M. Chénier : C’est bien cela.

La sénatrice Dupuis : On parle donc d’une entité qui n’est pas organisée juridiquement au Canada. Ses seules activités, pendant la période préélectorale, consistent à exercer une influence. Selon vous, est-ce un concept plus large quand on dit que son objectif principal vise à exercer une influence, comparativement à la première version qui était la version de base?

M. Côté : La première version, celle où on parle de l’exclusivité, devient plus difficile à appliquer, parce qu’il s’agirait qu’une société étrangère n’ait qu’à faire quelque chose d’autre, même si c’est mineur dans la gamme des activités qu’elle exerce, pour s’exclure de la définition, si vous voulez.

La sénatrice Dupuis : Je veux être sûre de bien comprendre. On dit toutes sortes de choses et on veut faire dire toutes sortes de choses au projet de loi, alors je vais essayer de travailler avec vous pour mieux comprendre ce que vous en comprenez, puisque vous aurez à l’appliquer.

Dans la première partie, à la page 121, on dit qu’elle n’exerce pas d’activité commerciale au Canada « ou ses seules activités au Canada consistent à exercer une influence ». Est-ce plus large que de dire que son objectif principal vise à exercer une influence?

M. Côté : Cela dépend de ce que vous entendez par « plus large ». Je ne voudrais pas jouer sur les mots.

La sénatrice Dupuis : Je vais formuler ma question autrement : est-ce plus susceptible de permettre à des gens de faire de l’interférence pendant la période électorale que cela le serait en période préélectorale? Parce qu’il y a un élément objectif dans la question des activités. Est-ce que vous menez des activités ou pas? Il y a un élément objectif qui pourrait être constaté, alors que, en ce qui concerne votre objectif principal, on est déjà dans quelque chose de plus large, c’est-à-dire que le concept est moins défini.

M. Côté : Si une tierce partie mal intentionnée voulait abuser du système, je pense qu’elle préférerait se retrouver dans le cadre de la page 121, car, à ce moment-là, il faudrait que ses seules activités soient de faire ce qui est prohibé par la loi. Tout ce qu’elle aurait à faire, c’est de s’assurer que ce ne sont pas ses seules activités. Tout ce qu’elle a à faire, c’est quelque chose d’autre, et dès qu’elle fait quelque chose d’autre, elle pourrait dire que ce ne sont pas ses seules activités. Alors que l’autre test est plus large en un sens, car il dit que si l’objectif premier, c’est de faire ces choses-là…

La sénatrice Dupuis : Cela répond à ma question.

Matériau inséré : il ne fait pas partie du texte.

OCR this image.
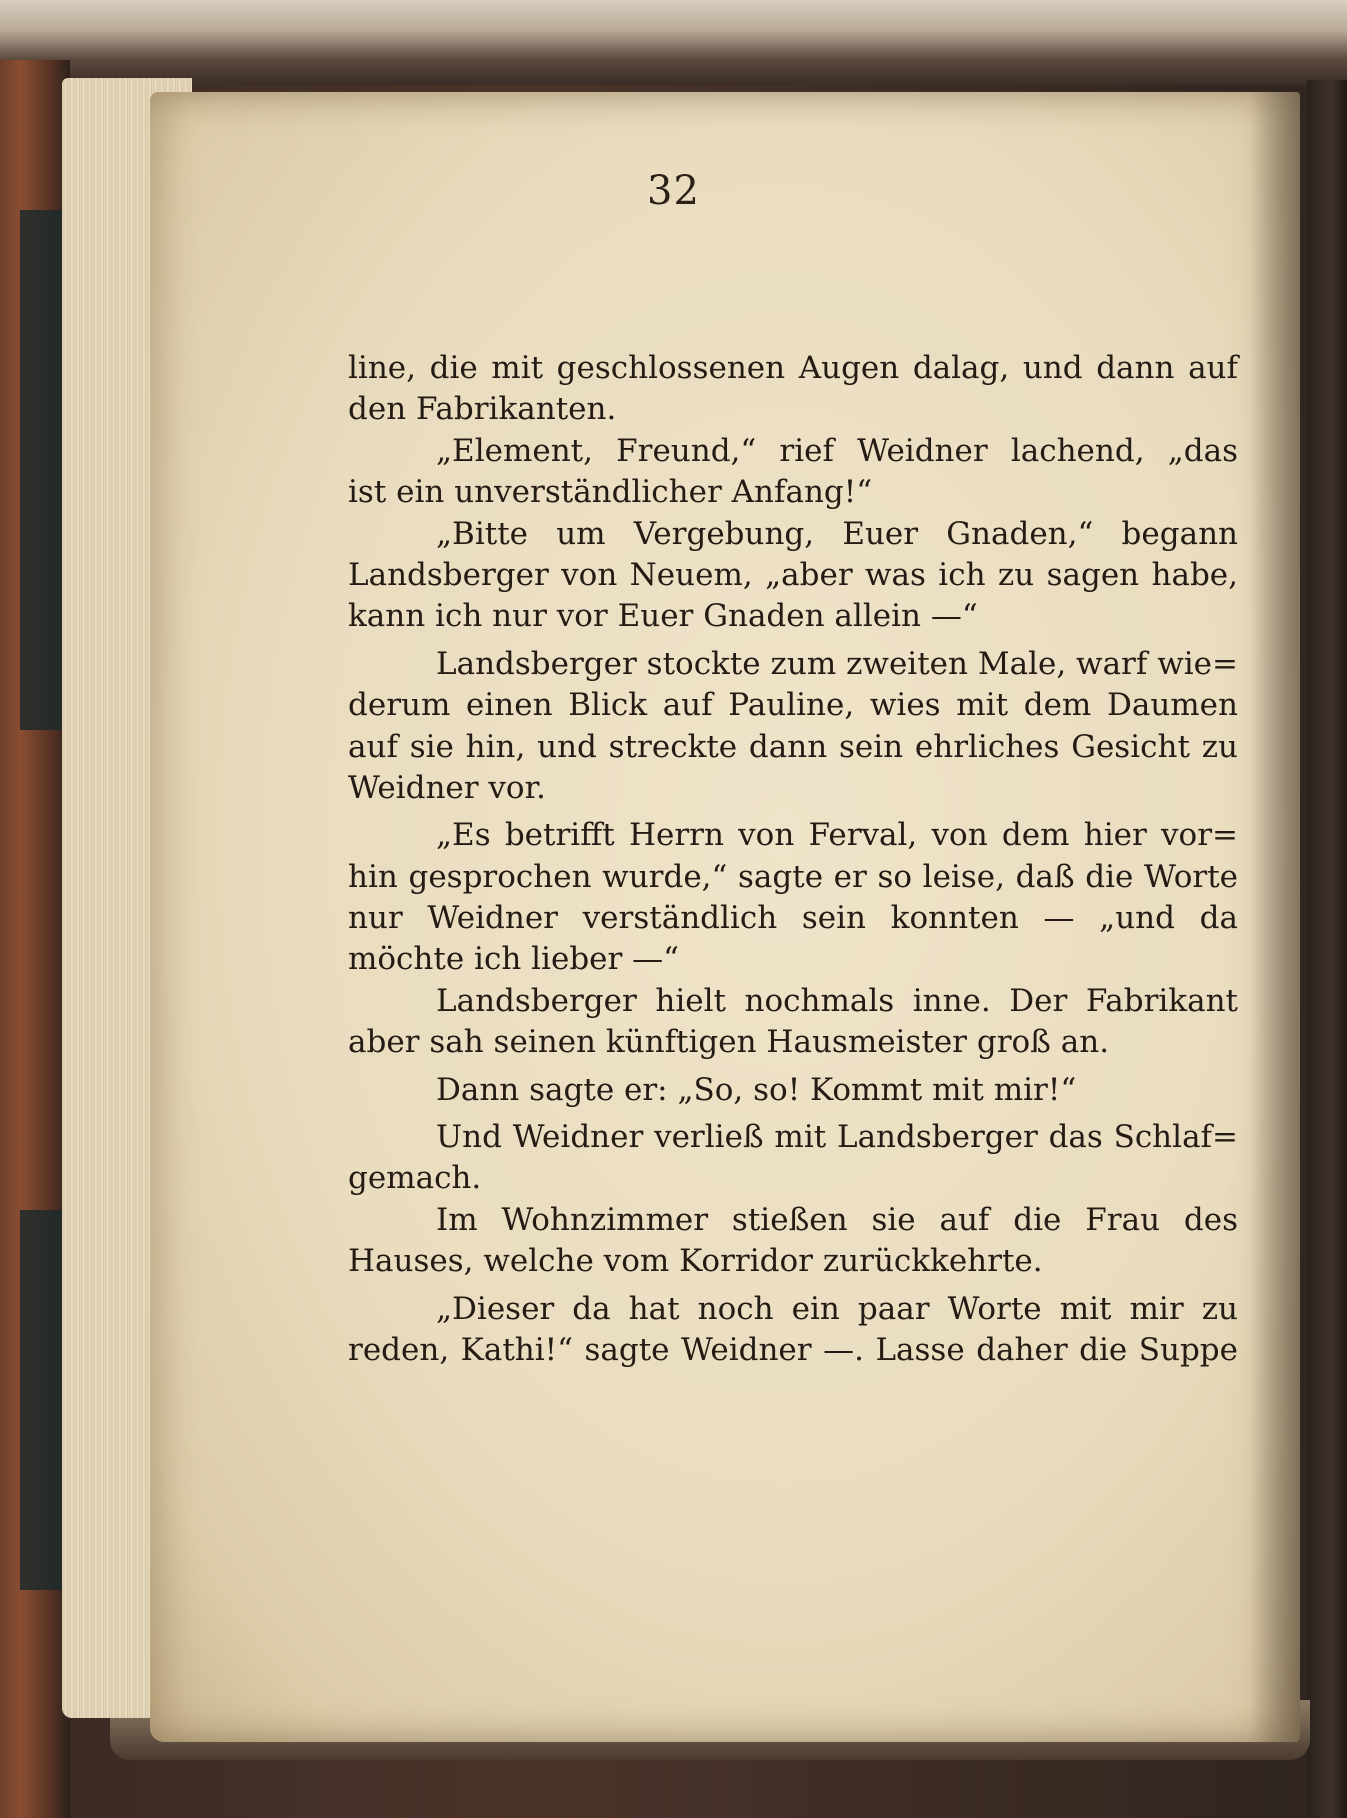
32
line, die mit geschlossenen Augen dalag, und dann auf
den Fabrikanten.
„Element, Freund,“ rief Weidner lachend, „das
ist ein unverständlicher Anfang!“
„Bitte um Vergebung, Euer Gnaden,“ begann
Landsberger von Neuem, „aber was ich zu sagen habe,
kann ich nur vor Euer Gnaden allein —“
Landsberger stockte zum zweiten Male, warf wie=
derum einen Blick auf Pauline, wies mit dem Daumen
auf sie hin, und streckte dann sein ehrliches Gesicht zu
Weidner vor.
„Es betrifft Herrn von Ferval, von dem hier vor=
hin gesprochen wurde,“ sagte er so leise, daß die Worte
nur Weidner verständlich sein konnten — „und da
möchte ich lieber —“
Landsberger hielt nochmals inne. Der Fabrikant
aber sah seinen künftigen Hausmeister groß an.
Dann sagte er: „So, so! Kommt mit mir!“
Und Weidner verließ mit Landsberger das Schlaf=
gemach.
Im Wohnzimmer stießen sie auf die Frau des
Hauses, welche vom Korridor zurückkehrte.
„Dieser da hat noch ein paar Worte mit mir zu
reden, Kathi!“ sagte Weidner —. Lasse daher die Suppe
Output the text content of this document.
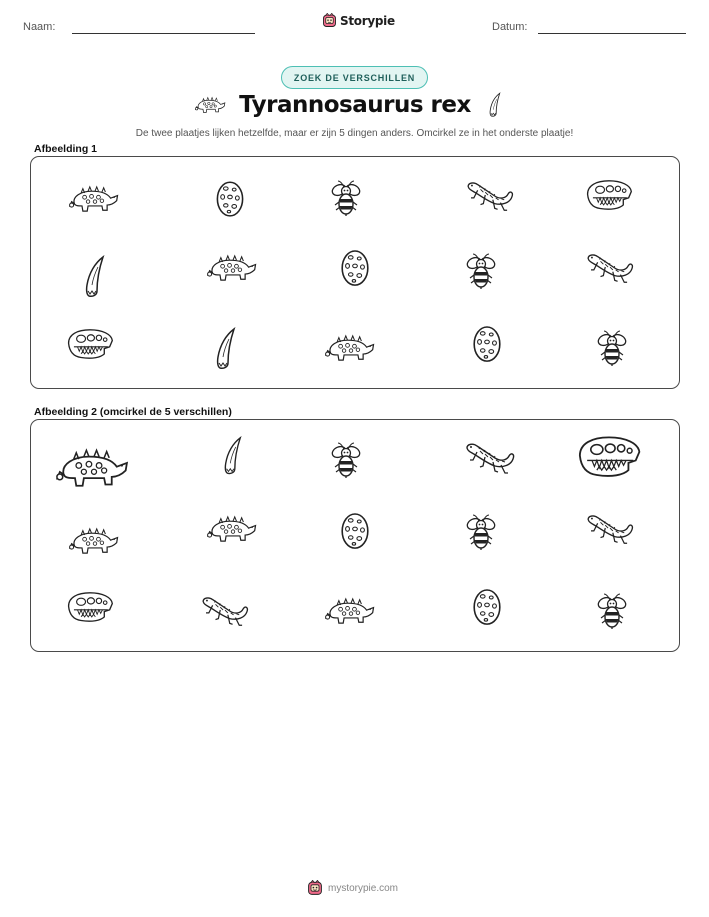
Naam:	Storypie	Datum:
ZOEK DE VERSCHILLEN
Tyrannosaurus rex
De twee plaatjes lijken hetzelfde, maar er zijn 5 dingen anders. Omcirkel ze in het onderste plaatje!
Afbeelding 1
Afbeelding 2 (omcirkel de 5 verschillen)
mystorypie.com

M. Côté : C’est vraiment une anomalie, selon moi, et on devrait avoir la même chose dans les deux dispositions, tant pour la période préélectorale que pour la période électorale.

La sénatrice Dupuis : En tout cas, sur le plan de l’application de la loi, ce sera plus complexe pour une organisation comme la vôtre, selon ce que je comprends.

J’aimerais poursuivre avec vous la réflexion que nous avions amorcée lorsque vous avez comparu devant le comité plénier. Tout à l’heure, vous avez fait référence aux deux éléments qui vous apparaissent importants dans ce projet de loi, dont celui qui vous donne plus de pouvoir pour contrecarrer les cybermenaces.

Vous avez dit l’autre jour que vous avez déjà des contacts, notamment avec certaines plateformes. Si je comprends bien, il y a déjà des mesures en place entre vous et certaines de ces plateformes. On ne commence donc pas à zéro dans le développement de ces relations. Pouvez-vous nous en parler davantage?

M. Côté : Je peux vous dire, madame la sénatrice... Devons-nous dire sénatrice ou sénateur?

La sénatrice Dupuis : Je vous suggérerais de répondre directement à la question, parce que, compte tenu du comité auquel nous siégeons aujourd’hui, je crois que ça peut durer un certain temps. Nous avons des horaires à respecter.

M. Côté : D’accord. Pour l’élection de 2015, on a déjà commencé...

La sénatrice Dupuis : Puis-je vous interrompre? Si vous m’appelez madame la sénatrice, cela m’ira très bien. Merci.

M. Côté : Je vais tenter de m’en souvenir. Merci. Dès l’élection générale de 2015, quand on se préparait pour cette élection, on avait établi des communications et des liens avec Facebook en particulier, mais aussi avec d’autres plateformes de médias sociaux. Ces liens nous ont très bien servis pendant la campagne de 2015. À un certain moment, on avait vu des commentaires qui avaient été affichés sur certains sites de Facebook. Nous sommes intervenus auprès d’eux et, très rapidement, ils ont retiré ces choses problématiques, de notre point de vue.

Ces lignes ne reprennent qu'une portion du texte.